Steve stood on the sand, the ocean rolling in and out like a steady breath. Sunset bled across the horizon, but he barely noticed it. His mind was somewhere else, on {{user}}. On the way she smiled when she thought no one was watching. On how her voice grounded him after the kind of days that left his hands shaking long after the adrenaline wore off.
He’d faced insurgents, terrorists, men with nothing to lose. This? This terrified him. That was how he ended up sitting at the picnic table outside Danny’s place, a six-pack between them, Steve staring at his bottle like it held classified intel.
“I think I’m…” Steve stopped, jaw tightening. “I think I’m in love with her.”
Danny choked on his beer.
“Oh my God,” Danny groaned, wiping his mouth. “You are such an idiot.”
Before Steve could react, Danny reached over and smacked him upside the head.

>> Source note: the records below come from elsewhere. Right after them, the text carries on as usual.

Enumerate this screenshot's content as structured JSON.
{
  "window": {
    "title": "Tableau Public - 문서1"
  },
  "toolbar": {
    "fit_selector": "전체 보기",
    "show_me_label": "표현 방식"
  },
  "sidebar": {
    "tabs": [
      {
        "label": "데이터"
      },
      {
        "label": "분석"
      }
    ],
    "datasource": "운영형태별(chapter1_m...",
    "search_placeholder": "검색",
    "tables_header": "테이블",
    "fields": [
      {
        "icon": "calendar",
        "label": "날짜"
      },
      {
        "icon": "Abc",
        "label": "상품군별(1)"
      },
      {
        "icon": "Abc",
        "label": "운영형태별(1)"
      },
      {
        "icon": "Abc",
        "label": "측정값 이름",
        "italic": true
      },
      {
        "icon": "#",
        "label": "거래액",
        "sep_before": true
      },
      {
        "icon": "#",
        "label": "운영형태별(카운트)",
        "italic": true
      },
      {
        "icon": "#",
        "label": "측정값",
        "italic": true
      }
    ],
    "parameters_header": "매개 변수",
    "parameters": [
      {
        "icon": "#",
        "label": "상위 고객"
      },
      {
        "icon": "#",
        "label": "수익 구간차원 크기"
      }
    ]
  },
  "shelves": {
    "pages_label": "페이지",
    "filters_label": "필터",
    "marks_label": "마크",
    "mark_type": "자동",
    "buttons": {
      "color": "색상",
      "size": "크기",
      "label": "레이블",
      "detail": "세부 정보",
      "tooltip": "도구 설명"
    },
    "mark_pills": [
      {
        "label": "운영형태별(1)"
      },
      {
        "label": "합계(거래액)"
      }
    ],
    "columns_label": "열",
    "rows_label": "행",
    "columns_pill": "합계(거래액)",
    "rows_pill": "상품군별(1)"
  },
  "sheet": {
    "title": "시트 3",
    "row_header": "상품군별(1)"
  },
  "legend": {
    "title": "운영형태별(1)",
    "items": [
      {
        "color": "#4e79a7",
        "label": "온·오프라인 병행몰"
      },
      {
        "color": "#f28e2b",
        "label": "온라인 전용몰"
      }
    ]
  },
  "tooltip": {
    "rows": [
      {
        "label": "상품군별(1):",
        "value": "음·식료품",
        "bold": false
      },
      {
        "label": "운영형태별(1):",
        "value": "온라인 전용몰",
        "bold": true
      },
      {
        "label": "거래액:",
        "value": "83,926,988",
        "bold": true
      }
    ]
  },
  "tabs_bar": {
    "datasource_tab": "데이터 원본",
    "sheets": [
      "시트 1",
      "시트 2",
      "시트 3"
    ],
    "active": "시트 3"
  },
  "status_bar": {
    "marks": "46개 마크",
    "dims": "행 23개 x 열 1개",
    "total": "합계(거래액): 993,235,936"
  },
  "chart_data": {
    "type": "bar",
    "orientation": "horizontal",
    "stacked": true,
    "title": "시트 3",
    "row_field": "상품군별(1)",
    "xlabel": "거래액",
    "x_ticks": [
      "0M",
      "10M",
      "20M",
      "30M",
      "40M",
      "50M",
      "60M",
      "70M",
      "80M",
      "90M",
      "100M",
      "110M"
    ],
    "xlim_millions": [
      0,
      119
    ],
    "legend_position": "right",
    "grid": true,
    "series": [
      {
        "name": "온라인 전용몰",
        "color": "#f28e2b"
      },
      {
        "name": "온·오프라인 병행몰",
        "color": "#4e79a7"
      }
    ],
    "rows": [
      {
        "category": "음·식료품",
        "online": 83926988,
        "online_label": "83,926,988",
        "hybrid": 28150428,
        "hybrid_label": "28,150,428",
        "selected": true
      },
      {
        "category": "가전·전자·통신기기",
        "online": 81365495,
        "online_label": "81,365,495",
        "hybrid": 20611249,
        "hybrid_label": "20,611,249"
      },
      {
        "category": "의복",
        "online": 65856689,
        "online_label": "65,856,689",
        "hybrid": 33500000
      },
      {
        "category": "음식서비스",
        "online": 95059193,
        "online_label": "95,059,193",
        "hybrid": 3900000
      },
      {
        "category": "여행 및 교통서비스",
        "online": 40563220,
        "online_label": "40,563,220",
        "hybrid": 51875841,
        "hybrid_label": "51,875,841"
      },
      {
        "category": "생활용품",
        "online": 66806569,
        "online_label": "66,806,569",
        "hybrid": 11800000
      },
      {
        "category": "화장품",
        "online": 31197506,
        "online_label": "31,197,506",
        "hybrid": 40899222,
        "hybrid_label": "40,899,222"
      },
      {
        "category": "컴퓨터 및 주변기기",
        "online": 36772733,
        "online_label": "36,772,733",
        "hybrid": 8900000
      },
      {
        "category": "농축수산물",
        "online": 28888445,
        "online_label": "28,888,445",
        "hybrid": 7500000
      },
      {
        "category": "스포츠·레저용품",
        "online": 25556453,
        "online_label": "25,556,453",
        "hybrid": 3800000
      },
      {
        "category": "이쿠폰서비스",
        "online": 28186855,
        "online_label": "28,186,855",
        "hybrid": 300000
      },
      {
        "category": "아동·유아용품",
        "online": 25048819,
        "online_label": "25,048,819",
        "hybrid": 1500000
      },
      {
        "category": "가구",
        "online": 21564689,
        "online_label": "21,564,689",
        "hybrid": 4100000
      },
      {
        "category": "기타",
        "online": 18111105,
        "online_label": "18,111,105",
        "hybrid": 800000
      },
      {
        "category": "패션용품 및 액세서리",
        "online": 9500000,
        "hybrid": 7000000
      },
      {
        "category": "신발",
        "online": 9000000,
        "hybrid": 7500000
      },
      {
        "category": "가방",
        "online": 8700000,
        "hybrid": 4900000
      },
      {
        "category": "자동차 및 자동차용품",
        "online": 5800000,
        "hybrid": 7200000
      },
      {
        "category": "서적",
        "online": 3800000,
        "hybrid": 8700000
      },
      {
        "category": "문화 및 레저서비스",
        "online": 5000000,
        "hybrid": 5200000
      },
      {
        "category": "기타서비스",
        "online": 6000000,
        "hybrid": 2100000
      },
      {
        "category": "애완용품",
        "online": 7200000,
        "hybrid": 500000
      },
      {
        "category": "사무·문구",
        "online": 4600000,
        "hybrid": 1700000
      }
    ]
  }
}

Not hard, but loud enough to make the point.
“Ow, what the hell, Danny?”
“What the hell?” Danny shot back. “You’re telling me you’re ‘thinking’ you’re in love like it’s some tactical maneuver? News flash, Superman, you’re already there. Everyone knows it.”
Steve frowned. “What do you mean everyone?”
“I mean me. Chin. Kono. Probably the guy selling shave ice down the street,” Danny said, throwing his hands up. “And for the record? She likes you too.”
Steve’s head snapped up. “What?”
“Oh yeah,” Danny said smugly. “Liked. Past tense. Present tense. All the tenses. We’ve talked. She just didn’t do anything about it.”
“Why?” Steve asked, the question out before he could stop it.
Danny leaned forward, elbows on the table, eyes sharp. “Catherine.”
Steve stiffened. “Catherine and I…”
“…look like a couple,” Danny cut in. “You train together. You hike. You’ve got Navy history, shared trauma, and she gets handsy like she owns stock in you. From the outside? Yeah, it screams unfinished business.”
Steve exhaled slowly, rubbing a hand over his face. He hadn’t seen it that way. Hadn’t wanted to.
“She thought you were still a thing,” Danny continued, softer now. “Didn’t want to be second place. And honestly? I don’t blame her.”
The words hit harder than any bullet ever had. “So what,” Steve said quietly, “I just… tell her?”
Danny snorted. “Congratulations, Captain Obvious. Yes. You tell her. You stop hiding behind your SEAL stoicism and you say the words.”
Steve nodded slowly, resolve settling in. This wasn’t a mission. There were no backup plans, no contingencies. Just honesty.